Sri Aurobindo
Essays Divine and Human
Writings from Manuscripts. 1910 – 1950
Institutions, empires, civilisations are the marbles of Time. Time, sitting in his banqueting hall of the Ages, where prophets and kings are the spice of his banquet, drinking the red wine of life and death, while on the marble floor at his feet are strewn like flowers the images of the same stars that shone on the pride of Nahusha, the tapasya of Dhruv and the splendours of Yayati, that saw Tiglath-Pileser, Sennacherib and the Egyptian Pharaohs, Pompey's head hewn off on the sands of Egypt and Caesar bleeding at Pompey's sculptured feet, Napoleon's mighty legions thundering victorious at the bidding of that god of war on the field of Austerlitz and Napoleon's panic legions fleeing disordered with pursuit and butchery behind them from that last field of Waterloo, — Time, the Kala Purusha, drunk with the fumes of death and the tears and laughter of mortals, sits and plays there with his marbles.

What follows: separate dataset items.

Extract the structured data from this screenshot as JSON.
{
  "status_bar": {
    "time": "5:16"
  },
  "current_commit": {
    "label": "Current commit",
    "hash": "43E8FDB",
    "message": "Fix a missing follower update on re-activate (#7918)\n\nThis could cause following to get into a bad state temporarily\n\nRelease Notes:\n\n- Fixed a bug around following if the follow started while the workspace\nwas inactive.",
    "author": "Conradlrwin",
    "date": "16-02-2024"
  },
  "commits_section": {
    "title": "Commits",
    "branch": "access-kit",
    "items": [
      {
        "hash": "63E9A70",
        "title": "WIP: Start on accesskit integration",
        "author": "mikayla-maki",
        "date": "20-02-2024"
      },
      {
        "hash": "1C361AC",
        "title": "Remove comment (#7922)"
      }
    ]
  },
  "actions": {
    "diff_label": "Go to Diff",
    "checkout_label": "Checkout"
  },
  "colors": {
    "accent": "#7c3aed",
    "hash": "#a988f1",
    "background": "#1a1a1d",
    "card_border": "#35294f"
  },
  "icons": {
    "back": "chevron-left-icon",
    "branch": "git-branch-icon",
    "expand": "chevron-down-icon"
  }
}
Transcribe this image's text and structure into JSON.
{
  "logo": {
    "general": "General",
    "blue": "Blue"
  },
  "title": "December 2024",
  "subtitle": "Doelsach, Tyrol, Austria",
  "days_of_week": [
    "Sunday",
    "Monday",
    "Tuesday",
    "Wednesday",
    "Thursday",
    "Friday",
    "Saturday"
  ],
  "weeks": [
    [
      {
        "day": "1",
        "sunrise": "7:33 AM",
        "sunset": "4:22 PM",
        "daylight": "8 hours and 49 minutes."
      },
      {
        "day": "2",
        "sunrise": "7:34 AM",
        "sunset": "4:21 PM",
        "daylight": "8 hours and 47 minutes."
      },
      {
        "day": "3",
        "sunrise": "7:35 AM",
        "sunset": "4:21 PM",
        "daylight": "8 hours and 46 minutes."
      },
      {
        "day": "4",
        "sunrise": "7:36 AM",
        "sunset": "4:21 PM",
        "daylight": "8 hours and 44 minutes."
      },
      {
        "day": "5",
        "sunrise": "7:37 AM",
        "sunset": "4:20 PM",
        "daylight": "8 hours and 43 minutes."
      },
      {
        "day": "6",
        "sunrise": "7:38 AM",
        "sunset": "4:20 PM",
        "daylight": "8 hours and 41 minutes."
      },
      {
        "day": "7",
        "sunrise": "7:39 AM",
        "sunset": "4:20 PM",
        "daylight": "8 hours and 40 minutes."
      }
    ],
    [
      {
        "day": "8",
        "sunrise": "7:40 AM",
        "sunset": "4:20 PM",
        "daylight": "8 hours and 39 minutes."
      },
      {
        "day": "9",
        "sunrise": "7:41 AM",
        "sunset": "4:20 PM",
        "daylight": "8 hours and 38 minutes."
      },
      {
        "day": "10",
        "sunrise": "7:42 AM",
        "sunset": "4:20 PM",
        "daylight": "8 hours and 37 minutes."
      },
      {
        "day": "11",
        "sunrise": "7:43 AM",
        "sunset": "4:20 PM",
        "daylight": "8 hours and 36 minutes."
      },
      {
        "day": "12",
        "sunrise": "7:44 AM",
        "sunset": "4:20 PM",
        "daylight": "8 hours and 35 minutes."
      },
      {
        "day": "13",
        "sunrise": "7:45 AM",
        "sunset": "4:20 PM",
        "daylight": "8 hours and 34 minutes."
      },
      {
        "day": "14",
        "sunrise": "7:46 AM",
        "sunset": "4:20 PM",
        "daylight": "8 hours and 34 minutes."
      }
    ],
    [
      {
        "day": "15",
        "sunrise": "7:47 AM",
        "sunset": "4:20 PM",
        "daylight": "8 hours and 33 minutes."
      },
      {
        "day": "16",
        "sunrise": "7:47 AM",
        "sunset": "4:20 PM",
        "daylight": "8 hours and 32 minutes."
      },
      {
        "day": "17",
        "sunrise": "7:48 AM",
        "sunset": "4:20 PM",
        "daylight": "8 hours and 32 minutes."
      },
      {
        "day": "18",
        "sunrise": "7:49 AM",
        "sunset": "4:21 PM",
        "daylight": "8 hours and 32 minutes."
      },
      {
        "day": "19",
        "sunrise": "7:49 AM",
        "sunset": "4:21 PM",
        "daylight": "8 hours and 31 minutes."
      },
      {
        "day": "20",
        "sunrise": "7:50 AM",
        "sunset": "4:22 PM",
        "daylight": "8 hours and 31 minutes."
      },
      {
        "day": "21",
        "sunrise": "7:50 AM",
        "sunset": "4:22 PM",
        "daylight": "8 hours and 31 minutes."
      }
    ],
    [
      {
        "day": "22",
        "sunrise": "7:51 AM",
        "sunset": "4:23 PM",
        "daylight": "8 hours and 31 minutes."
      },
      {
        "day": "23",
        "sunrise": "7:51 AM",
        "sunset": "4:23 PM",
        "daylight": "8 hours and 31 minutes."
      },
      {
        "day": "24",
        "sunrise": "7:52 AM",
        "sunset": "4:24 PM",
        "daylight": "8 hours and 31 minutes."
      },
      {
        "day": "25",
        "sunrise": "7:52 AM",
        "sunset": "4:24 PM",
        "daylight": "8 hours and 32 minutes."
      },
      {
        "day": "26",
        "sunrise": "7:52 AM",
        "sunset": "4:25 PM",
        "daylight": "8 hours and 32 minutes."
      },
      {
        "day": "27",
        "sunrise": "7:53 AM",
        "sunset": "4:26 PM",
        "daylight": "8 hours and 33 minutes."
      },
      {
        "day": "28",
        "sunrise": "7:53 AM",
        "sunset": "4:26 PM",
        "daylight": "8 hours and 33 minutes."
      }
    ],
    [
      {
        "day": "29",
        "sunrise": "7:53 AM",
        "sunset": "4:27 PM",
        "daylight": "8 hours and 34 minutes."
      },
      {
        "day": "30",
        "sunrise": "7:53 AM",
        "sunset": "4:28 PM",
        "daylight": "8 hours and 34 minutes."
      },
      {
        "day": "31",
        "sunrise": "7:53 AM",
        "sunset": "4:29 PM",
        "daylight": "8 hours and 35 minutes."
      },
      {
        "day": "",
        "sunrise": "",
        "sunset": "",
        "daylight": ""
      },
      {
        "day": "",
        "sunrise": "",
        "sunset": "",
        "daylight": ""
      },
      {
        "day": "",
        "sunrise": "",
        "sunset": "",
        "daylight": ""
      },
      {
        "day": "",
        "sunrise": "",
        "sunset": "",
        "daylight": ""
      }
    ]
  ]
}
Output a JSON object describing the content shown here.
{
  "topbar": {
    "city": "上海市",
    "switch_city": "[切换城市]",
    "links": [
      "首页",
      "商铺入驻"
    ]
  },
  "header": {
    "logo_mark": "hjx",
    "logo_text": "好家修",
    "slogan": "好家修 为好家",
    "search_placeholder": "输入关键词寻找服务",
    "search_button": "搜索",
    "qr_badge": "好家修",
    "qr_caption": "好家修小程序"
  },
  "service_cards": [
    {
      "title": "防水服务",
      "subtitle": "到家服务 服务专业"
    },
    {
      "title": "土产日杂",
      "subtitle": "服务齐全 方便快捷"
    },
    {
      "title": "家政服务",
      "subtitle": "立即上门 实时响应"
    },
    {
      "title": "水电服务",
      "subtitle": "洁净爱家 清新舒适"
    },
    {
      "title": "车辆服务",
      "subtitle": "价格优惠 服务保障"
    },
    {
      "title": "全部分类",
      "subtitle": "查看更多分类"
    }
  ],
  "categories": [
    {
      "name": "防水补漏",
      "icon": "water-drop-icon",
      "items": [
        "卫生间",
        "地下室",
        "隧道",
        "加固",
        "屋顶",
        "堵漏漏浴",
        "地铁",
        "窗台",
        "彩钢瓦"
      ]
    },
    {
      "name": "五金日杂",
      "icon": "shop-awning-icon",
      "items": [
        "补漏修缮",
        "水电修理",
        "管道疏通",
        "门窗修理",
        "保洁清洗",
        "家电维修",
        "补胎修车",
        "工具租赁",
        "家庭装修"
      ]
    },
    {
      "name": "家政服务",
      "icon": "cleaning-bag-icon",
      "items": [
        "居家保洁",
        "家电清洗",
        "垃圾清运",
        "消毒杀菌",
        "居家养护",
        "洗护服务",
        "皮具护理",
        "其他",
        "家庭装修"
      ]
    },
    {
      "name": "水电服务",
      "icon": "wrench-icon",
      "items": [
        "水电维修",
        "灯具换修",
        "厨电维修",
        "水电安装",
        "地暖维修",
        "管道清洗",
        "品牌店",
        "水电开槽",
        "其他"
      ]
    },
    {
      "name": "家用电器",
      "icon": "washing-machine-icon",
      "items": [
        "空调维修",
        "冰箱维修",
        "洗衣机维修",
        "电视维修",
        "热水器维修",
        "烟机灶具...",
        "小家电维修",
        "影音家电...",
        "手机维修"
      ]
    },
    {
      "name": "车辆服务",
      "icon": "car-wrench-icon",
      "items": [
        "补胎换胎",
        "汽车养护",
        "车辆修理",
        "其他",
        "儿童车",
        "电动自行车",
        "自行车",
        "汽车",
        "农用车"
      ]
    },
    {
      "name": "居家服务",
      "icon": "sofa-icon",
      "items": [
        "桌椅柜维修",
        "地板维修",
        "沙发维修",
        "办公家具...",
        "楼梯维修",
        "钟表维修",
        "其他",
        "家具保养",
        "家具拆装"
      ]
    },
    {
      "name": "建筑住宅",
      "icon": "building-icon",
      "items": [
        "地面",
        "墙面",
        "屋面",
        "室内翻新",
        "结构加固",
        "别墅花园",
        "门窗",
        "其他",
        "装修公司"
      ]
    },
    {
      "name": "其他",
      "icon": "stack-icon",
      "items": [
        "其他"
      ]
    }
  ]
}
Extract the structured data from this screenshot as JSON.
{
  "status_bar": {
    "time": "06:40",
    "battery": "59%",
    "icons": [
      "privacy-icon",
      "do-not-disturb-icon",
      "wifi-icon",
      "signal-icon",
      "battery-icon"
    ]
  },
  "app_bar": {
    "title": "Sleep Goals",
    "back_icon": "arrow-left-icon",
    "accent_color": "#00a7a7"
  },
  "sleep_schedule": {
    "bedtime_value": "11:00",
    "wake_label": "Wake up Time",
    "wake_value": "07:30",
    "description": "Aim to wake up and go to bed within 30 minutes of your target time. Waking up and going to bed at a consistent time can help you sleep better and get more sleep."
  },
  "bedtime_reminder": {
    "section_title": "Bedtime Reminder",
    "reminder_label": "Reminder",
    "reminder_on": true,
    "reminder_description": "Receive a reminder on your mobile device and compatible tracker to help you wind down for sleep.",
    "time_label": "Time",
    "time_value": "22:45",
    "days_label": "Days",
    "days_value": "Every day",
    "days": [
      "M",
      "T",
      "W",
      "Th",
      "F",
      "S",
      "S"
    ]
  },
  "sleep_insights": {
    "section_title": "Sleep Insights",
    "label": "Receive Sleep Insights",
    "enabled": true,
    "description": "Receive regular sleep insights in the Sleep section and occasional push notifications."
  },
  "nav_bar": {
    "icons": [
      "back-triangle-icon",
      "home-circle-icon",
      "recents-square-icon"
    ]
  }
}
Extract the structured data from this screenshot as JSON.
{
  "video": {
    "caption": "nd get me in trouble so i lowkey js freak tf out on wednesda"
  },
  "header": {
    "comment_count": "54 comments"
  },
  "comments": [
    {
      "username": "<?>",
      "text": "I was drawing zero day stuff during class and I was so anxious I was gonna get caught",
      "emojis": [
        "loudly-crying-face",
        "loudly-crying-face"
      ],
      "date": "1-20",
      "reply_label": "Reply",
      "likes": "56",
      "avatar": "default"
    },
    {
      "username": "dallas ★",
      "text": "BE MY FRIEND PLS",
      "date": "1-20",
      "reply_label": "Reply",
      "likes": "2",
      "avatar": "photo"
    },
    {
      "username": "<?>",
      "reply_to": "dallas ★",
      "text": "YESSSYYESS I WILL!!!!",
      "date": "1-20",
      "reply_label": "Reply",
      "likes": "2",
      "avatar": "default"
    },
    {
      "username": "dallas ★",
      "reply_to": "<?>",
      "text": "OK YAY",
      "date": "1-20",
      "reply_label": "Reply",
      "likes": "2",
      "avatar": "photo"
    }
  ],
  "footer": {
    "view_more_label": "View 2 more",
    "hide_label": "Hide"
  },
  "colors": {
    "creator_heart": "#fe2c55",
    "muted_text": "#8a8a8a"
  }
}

There are marbles there of all kinds, marbles of all colours, and some are dull and grey, some glorious with hearts of many colours, some white and pure as a dove's wings, — but he plays with them all equally and equally he thrusts them all away when he has done with them. Sometimes even, in his drunkenness, he hurls them out of his window or lifts his mace and deals blows here and there smashing into fragments the bright and brittle globes, and he laughs as they smash and crumble. So Time, the god, sits and plays for ever with his marbles.